John Mandt Nelson (October 10, 1870 – January 29, 1955) was a U.S. Representative from Wisconsin.

Early life
John Mandt Nelson was born on October 10, 1870, in Burke, Wisconsin. Nelson attended the public schools and graduated from the University of Wisconsin–Madison in 1892. He graduated from the law department of the University of Wisconsin–Madison in 1896, and pursued a postgraduate course from 1901 to 1903.

Career
He was the superintendent of the schools in Dane County from 1892 to 1894. He worked as a bookkeeper in the office of the secretary of state from 1894 to 1897. He worked as editor of The State, published in Madison, Wisconsin, in 1897 and 1898. Nelson then worked as correspondent in the state treasury from 1898 to 1902.
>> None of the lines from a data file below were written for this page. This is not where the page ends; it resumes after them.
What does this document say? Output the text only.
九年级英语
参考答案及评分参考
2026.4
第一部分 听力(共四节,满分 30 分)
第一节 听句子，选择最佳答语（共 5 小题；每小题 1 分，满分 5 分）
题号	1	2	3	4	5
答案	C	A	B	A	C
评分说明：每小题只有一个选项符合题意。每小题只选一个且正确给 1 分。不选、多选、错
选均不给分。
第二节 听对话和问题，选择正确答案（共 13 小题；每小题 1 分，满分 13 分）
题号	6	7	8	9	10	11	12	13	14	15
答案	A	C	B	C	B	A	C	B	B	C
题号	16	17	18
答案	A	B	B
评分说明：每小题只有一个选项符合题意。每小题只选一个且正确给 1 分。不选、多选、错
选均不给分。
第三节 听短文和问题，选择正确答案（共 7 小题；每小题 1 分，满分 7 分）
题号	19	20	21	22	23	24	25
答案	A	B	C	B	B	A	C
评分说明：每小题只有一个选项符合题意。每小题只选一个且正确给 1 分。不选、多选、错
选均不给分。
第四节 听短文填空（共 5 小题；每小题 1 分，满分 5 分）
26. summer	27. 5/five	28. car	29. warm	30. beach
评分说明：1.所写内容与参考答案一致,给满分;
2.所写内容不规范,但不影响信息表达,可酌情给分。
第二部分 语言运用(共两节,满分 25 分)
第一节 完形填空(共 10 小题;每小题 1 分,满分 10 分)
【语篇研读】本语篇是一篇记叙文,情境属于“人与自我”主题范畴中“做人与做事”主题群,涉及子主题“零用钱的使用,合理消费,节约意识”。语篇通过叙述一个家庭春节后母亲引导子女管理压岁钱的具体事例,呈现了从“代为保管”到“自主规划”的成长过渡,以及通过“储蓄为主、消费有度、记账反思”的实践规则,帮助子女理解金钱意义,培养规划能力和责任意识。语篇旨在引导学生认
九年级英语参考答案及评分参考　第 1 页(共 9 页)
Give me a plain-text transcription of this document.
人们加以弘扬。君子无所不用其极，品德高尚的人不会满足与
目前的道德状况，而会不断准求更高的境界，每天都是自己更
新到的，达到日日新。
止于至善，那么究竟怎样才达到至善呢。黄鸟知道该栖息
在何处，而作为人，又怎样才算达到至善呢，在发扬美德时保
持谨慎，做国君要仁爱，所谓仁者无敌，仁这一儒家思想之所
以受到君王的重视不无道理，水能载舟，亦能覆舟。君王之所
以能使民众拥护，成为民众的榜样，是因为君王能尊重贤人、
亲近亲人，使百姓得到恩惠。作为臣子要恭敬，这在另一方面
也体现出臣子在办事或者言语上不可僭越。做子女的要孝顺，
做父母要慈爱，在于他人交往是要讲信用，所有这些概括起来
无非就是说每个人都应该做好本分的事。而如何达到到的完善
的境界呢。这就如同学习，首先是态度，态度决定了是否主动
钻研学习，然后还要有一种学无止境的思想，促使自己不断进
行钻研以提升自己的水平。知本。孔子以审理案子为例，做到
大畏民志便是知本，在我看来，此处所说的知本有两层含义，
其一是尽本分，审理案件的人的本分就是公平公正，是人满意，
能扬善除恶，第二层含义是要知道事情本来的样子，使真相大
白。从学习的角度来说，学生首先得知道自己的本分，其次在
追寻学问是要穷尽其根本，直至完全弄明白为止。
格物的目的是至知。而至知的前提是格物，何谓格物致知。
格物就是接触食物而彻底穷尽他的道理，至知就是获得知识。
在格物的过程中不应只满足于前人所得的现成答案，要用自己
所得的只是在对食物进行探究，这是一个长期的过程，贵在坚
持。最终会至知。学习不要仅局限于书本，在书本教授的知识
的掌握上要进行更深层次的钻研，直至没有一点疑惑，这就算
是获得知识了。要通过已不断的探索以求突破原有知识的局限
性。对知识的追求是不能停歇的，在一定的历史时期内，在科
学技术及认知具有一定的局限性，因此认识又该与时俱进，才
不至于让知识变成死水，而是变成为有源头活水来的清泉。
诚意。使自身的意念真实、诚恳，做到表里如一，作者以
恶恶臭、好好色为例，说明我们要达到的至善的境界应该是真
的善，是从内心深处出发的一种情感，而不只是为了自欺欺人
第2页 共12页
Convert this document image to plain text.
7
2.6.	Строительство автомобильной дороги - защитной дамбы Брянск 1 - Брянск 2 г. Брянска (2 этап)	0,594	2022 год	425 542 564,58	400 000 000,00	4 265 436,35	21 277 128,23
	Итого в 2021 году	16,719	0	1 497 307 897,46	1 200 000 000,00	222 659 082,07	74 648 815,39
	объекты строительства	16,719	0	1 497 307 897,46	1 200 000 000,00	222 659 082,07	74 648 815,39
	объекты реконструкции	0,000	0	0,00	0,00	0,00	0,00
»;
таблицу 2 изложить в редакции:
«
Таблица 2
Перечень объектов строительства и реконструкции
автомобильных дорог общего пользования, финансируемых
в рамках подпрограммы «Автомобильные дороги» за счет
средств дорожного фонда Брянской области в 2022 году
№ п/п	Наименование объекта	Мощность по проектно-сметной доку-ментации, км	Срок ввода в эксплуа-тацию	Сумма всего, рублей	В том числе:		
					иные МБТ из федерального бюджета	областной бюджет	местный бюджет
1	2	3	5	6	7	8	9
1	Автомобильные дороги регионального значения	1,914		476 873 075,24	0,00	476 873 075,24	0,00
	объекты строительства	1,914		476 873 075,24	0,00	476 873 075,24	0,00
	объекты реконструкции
Nelson was elected as a Republican to the Fifty-ninth Congress to fill the vacancy caused by the death of Henry C. Adams. He replaced Adams as the representative of Wisconsin's 2nd congressional district and was reelected for the next three congresses in the same role from September 4, 1906 till March 3, 1913. From the 63rd Congress he represented Wisconsin's 3rd congressional district and was reelected to the following 64th and 65th Congresses as well from March 4, 1913 till March 3, 1919. On April 5, 1917, he voted against declaring war on Germany. He was an unsuccessful candidate during the 1918 Congressional election.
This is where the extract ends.